TEMPO.CO, Jakarta-Amid protests regarding the content of the event and after facing problems with permit, the 2016 ASEAN Literary Festival (ALF) will still be held in Jakarta this week.
"Bottom line, we will still hold the event," said Ihsan, the 2016 ALF's external manager relationship, as reported by ANTARA, Thursday, May 5, 2016.
The festival faces accusations of promoting communism. Ihsan said that the rumor spread because one of the ALF's programs is to discuss the events of 1965.
"What we need to emphasize is that we are activists of literature, and we look at things with a balanced and perspective, in the sense that no one will be harmed," Ihsan said.
He said that regarding the discussion about what happened in 1965, Ihsan said that the ALF will hold dialogues with authors. "We do not wish to discredit any community," he said.
He realizes that this is a very sensitive issue in Indonesia. But he said that one of literature's functions is to seek for the truth, which is what the ALF aims to do by holding the discussion.
The ASEAN Literary Festival (ALF) 2016 will be held for four days from May 5-8 May at the Taman Ismail Marzuki (TIM) complex in Cikini, Central Jakarta. The opening ceremony will take place at the Jakarta Theater today.
The event was threatened with cancellation ALF due to misunderstandings between the event organizer, the building owner and the security in charge.
"In their proposal they did not say anything about inviting foreign guests. But in reality their key speaker is a foreigner. Because of that we had to delay the permit issuance—we did not revoke it," Central Jakarta's deputy police chief Adj. Comm.
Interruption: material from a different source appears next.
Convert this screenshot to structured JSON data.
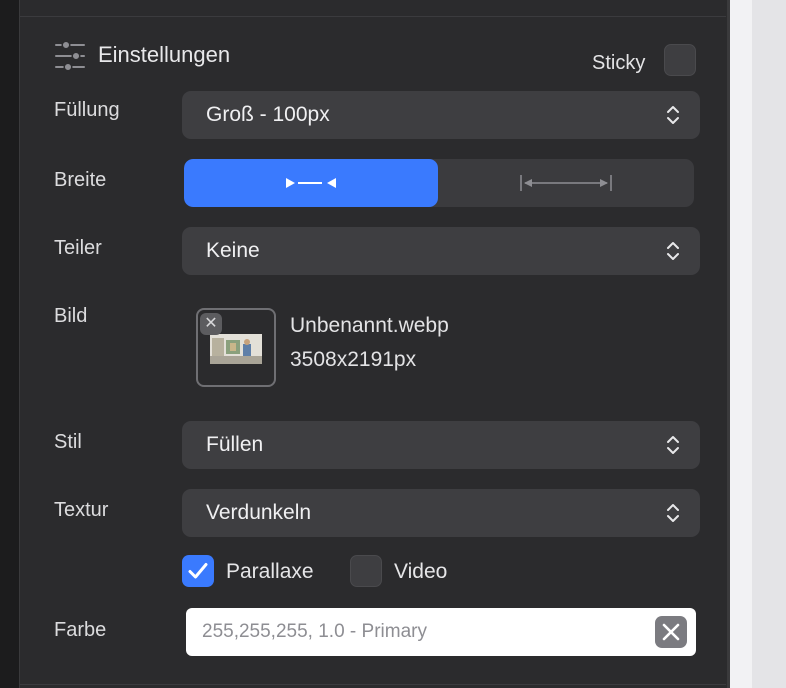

Roma Hutajulu said.
Hutajulu said that around 160 police officers will be securing the event, in anticipation of protests.
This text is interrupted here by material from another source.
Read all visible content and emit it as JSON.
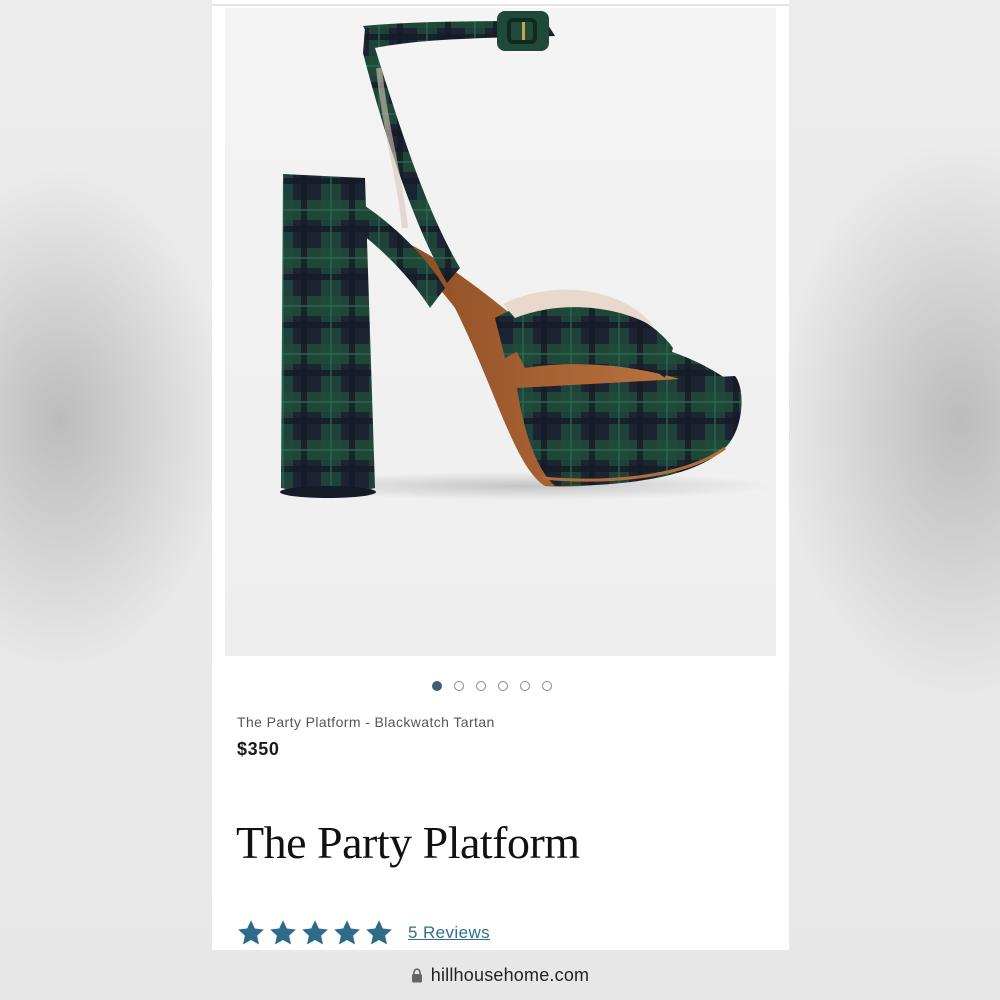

A group of people calling themselves the Alliance of Muslim Students and People (AM3) staged a protest in front of Taman Ismail Marzuki. They rejected the annual event from being held, out of suspicion that it promotes communism and supports the LGBT community.
The group's spokesman Sahril Hasibuan said that the AM3 suspects the event has a hidden agenda of spreading ideas that are against the national identity.
"We suspect there are intentions to spread communism, provoke separatism, as well as expressing support for the freedom to express lesbian, gay, bisexual, and transgender (LGBT) behaviors," he said.
Metro Jaya Police chief Insp. Gen. Pol. Moechgiyarto said that there was a misunderstanding about the event's permits, but "everything is settled. [They may] carry on."